Arruza tiene coche y conduce bien. Él mismo se llama, humorísticamente, «viejo lobo del volante». Y un día va en Méjico, en su automóvil, a ver una novillada en la plaza de El Toreo. Le acompaña en la cabina de conducción su gran amigo el famoso boxeador mejicano «El Vaquero de Caborca». Trescientos metros antes de llegar a la Plaza choca el auto del torero con un autobús del servicio público. Poca cosa. Es más importante el susto que la colisión. Inculpaciones mutuas, un poco de violencia de expresión en ambos conductores y, al fin, el ofrecimiento de Arruza de reparar por su cuenta las ligeras averías del autobús.
–Ahí va una tarjeta mía. Pase por el garaje de mi hermano José Luis y allí le harán gratuitamente a su coche las reparaciones que necesite.
Y vuelve, tranquilo, a su cabina de conducción, convencido de que ha quedado resuello el incidente. Pero, no tiene tiempo de reanudar la marcha. Cuando impulsa el acelerador, el otro conductor le apuñala a traición en el cuello, en un costado y en una pierna. Es un momento de gran confusión. Mientras el torero se desangra en el coche, el agresor se agita en el suelo sin dientes y con un tímpano roto por la acción del puño de hierro de «El Vaquero de Caborca». Se habla de llevar a Arruza a una clínica, de trasladarlo a su domicilio, no distante... Pero en la plaza está el doctor Ibarra –el Jiménez Guinea de Méjico–, y Arruza sabe ya, por heridas propias, de la pericia de sus manos.
–¡Llevadme a la Plaza! ¡Quiero que me cure Ibarra!
Y acaso por primera vez en la historia, un torero de paisano, que llega de la calle, es curado en la enfermería de una Plaza de Toros.
–A eso es debida la herida que mi hijo lleva en el cuello.
En otra ocasión Arruza, que ha toreado en Monterrey, resuelve pernoctar con su cuadrilla en la ciudad. Mañana será otro día y el sol le alumbrará en el retorno. Pero desde el hotel habla por teléfono con Méjico y hay una honesta mujercita, cubana y bella, en el otro extremo del hilo. Un banderillero le oyó asegurar:
–Dentro de unas horas estaré ahí.
Y, contrariando a picadores y banderilleros, manda disponer las cosas para ponerse inmediatamente en camino. Veinte minutos después –Arruza al volante – salen de Monterrey, Ni la luna ni los faros tienen luz bastante para señalar lo presencia de unas vacas en un recodo de la carretera. El coche da tres vueltas de campana y queda, con las ruedas en alto, al borde de un precipicio. Arruza tiene una clavícula rota; los demás toreros se levantan, milagrosamente, con absoluta libertad de movimientos para auxiliarle...
–Los automóviles, como usted ve, son funestos para mi hijo".

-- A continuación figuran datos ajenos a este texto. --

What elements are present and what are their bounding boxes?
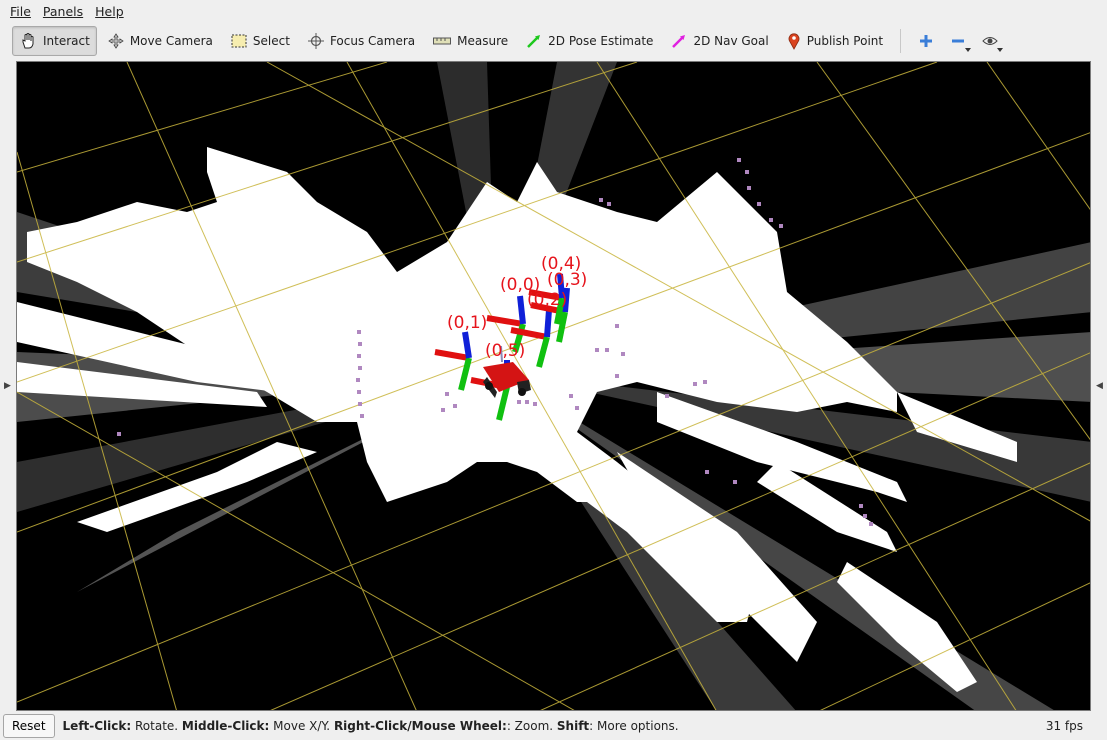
move-camera-icon [108,33,124,49]
toolbar-separator [900,29,902,53]
frame-label-0-3: (0,3) [547,270,587,290]
tool-publish-point-label: Publish Point [806,34,884,48]
menu-help[interactable]: Help [89,4,130,19]
ruler-icon [433,37,452,45]
tool-focus-camera-label: Focus Camera [329,34,416,48]
focus-camera-icon [307,33,324,49]
menu-file[interactable]: File [4,4,37,19]
chevron-down-icon [997,48,1004,52]
chevron-left-icon: ◀ [1096,381,1103,391]
tool-interact-label: Interact [43,34,90,48]
remove-tool-icon [952,39,965,43]
tool-2d-pose-estimate-label: 2D Pose Estimate [548,34,654,48]
eye-icon [982,37,998,45]
tool-2d-nav-goal-label: 2D Nav Goal [693,34,769,48]
tool-measure-label: Measure [457,34,509,48]
add-tool-icon [920,35,933,47]
tool-move-camera-label: Move Camera [129,34,213,48]
map-pin-icon [788,33,800,50]
status-bar: Reset Left-Click: Rotate. Middle-Click: … [0,712,1107,740]
3d-viewport[interactable]: (0,4) (0,0) (0,3) (0,2) (0,1) (0,5) [16,61,1091,711]
tool-focus-camera[interactable]: Focus Camera [301,26,422,56]
tool-measure[interactable]: Measure [426,26,515,56]
view-options-button[interactable] [975,26,1005,56]
hand-icon [22,33,34,49]
tool-select[interactable]: Select [224,26,297,56]
tool-select-label: Select [252,34,290,48]
frame-label-0-2: (0,2) [527,290,567,310]
frame-label-0-1: (0,1) [447,313,487,333]
tool-2d-nav-goal[interactable]: 2D Nav Goal [664,26,775,56]
chevron-right-icon: ▶ [4,381,11,391]
viewport-scene[interactable]: (0,4) (0,0) (0,3) (0,2) (0,1) (0,5) [17,62,1091,711]
select-icon [231,34,247,48]
fps-counter: 31 fps [1045,719,1083,733]
magenta-arrow-icon [672,35,686,48]
reset-button[interactable]: Reset [3,714,55,738]
menu-bar: File Panels Help [0,0,1107,22]
tool-move-camera[interactable]: Move Camera [101,26,220,56]
mouse-hint: Left-Click: Rotate. Middle-Click: Move X… [62,719,679,733]
tool-interact[interactable]: Interact [12,26,97,56]
left-panel-toggle[interactable]: ▶ [0,60,15,712]
chevron-down-icon [965,48,972,52]
right-panel-toggle[interactable]: ◀ [1092,60,1107,712]
menu-panels[interactable]: Panels [37,4,89,19]
remove-tool-button[interactable] [943,26,973,56]
tool-bar: Interact Move Camera Select Focus Camera… [0,22,1107,60]
frame-label-0-5: (0,5) [485,341,525,361]
tool-publish-point[interactable]: Publish Point [780,26,890,56]
tool-2d-pose-estimate[interactable]: 2D Pose Estimate [519,26,660,56]
green-arrow-icon [527,35,541,48]
add-tool-button[interactable] [911,26,941,56]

Parecen premonitorias las apreciaciones de doña Cristina Camino Galicia, quien por lo visto temía más por la integridad de su hijo cuando se sentaba al volante, que cuando se ponía delante de los toros. Y es que quizás consideraba que el torero podía resolver las complicaciones que le presentaran los toros por sí mismo, en tanto que quizás las reacciones de los demás automovilistas, las condiciones de los caminos a transitar y el comportamiento de las personas era más impredecible.
Las tribulaciones de doña Cristina Camino al final del tiempo de Carlos Arruza se transformaron en una tristísima realidad. Algo más de dos décadas después de que externara públicamente la crispación que le producía saber que su hijo iba al volante de un automóvil, el destino se encontró con él en una carretera cercana a la Ciudad de México, en un día como hoy de hace 54 años.